Protecting various electronics from cars to phones to computers during an EMP is covered above. Day-to-day electronics security is also a good idea. This includes encrypting stored data on all devices (including computers, phones, tablets), backing up those devices with rotating drives (with some off site), and encrypting data that is sent and received by those devices. Most modern devices already encrypt stored data or have easy options to do so. This is a good article from UW-Madison on ways to improve privacy. This is a good general article on data sent and received, another on anonymity aimed at preventing traffice analysis (e.g., Tor), and a good overview article from Wired.

VPN is available for all devices to protect network data (e.g., see this review comparing options and another with information focusing more on anonymity; you can also set up your own private vpn) and a router-level vpn will protect any internet connection in your house. If you want to set up vpn at the level of your router so all house traffice goes through the vpn automatically, you will need a dd-wrt router than can behave as a client and your vpn should play nice with it.

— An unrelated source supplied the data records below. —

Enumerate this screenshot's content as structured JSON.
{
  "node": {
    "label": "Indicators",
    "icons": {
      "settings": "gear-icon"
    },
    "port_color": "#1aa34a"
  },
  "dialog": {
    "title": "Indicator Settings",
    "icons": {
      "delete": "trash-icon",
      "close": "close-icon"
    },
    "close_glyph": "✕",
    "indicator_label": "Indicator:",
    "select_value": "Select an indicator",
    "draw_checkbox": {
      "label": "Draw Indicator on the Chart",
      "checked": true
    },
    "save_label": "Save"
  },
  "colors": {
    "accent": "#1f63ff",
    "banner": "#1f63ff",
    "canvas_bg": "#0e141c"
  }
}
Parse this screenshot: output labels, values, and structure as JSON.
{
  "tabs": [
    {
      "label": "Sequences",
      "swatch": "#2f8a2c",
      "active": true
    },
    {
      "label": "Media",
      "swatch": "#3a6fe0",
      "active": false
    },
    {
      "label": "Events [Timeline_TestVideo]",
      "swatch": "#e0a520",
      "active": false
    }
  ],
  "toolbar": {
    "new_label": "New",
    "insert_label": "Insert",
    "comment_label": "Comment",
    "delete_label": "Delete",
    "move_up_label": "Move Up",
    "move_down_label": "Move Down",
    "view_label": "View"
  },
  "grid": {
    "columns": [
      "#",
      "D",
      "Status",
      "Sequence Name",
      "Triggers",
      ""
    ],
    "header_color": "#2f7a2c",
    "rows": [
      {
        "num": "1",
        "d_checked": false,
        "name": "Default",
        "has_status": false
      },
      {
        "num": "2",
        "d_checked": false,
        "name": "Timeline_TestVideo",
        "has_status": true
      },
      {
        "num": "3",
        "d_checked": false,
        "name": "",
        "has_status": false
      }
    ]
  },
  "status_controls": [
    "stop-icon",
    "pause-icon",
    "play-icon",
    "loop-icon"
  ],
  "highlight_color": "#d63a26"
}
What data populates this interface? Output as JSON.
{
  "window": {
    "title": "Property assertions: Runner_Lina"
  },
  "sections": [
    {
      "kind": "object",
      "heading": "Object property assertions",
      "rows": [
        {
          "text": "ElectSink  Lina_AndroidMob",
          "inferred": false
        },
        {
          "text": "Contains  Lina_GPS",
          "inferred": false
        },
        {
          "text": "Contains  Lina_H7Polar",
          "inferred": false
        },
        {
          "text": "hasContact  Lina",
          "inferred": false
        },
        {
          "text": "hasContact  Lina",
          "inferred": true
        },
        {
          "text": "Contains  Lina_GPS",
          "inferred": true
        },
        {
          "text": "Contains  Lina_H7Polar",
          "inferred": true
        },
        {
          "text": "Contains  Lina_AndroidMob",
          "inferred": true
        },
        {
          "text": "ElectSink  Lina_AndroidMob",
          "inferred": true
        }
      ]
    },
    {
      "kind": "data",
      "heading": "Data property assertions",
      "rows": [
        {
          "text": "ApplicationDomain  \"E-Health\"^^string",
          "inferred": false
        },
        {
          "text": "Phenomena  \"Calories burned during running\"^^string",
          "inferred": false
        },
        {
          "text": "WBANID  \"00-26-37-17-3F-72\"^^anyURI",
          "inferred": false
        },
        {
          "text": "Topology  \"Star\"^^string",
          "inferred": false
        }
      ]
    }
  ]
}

However, your true privacy depends on whether the vpn knows who you are, how you pay for the service, and your data will only be as private as the vpn service’s policy on what they log, how long they keep those logs, and what they will do if authorities ask for those logs.

This article from PC Magazine covers Tor browsing but also private and anonymous email possibilities, such as ProtonMail. Here is a good article from Forbes on encyption generally and as applied to VOIP phone call safety. Encrypting cell data, however, is a separate issue and seems to have fewer friendly options, especially if you don’t want to have to communicate with others through a special and separate app (like, Signal or Whatsapp). This article covers some of this, as does this article (with focus on using phone as a hotspot) and also highlights silent circle, a service that will work with any caller or texter with the caveat that the data is only encrypted from paying user to server and not from server to non-paying-user.

Finally, here is a video describing Tor, the Deep Web, and the Dark Web.

Electronic money — cryptocurrency — has been around for a long time, including electronic transfers and credit cards. If you want to buy or sell in privacy, use cash. To do the equivalent online is more complicated, even using bitcoin (article).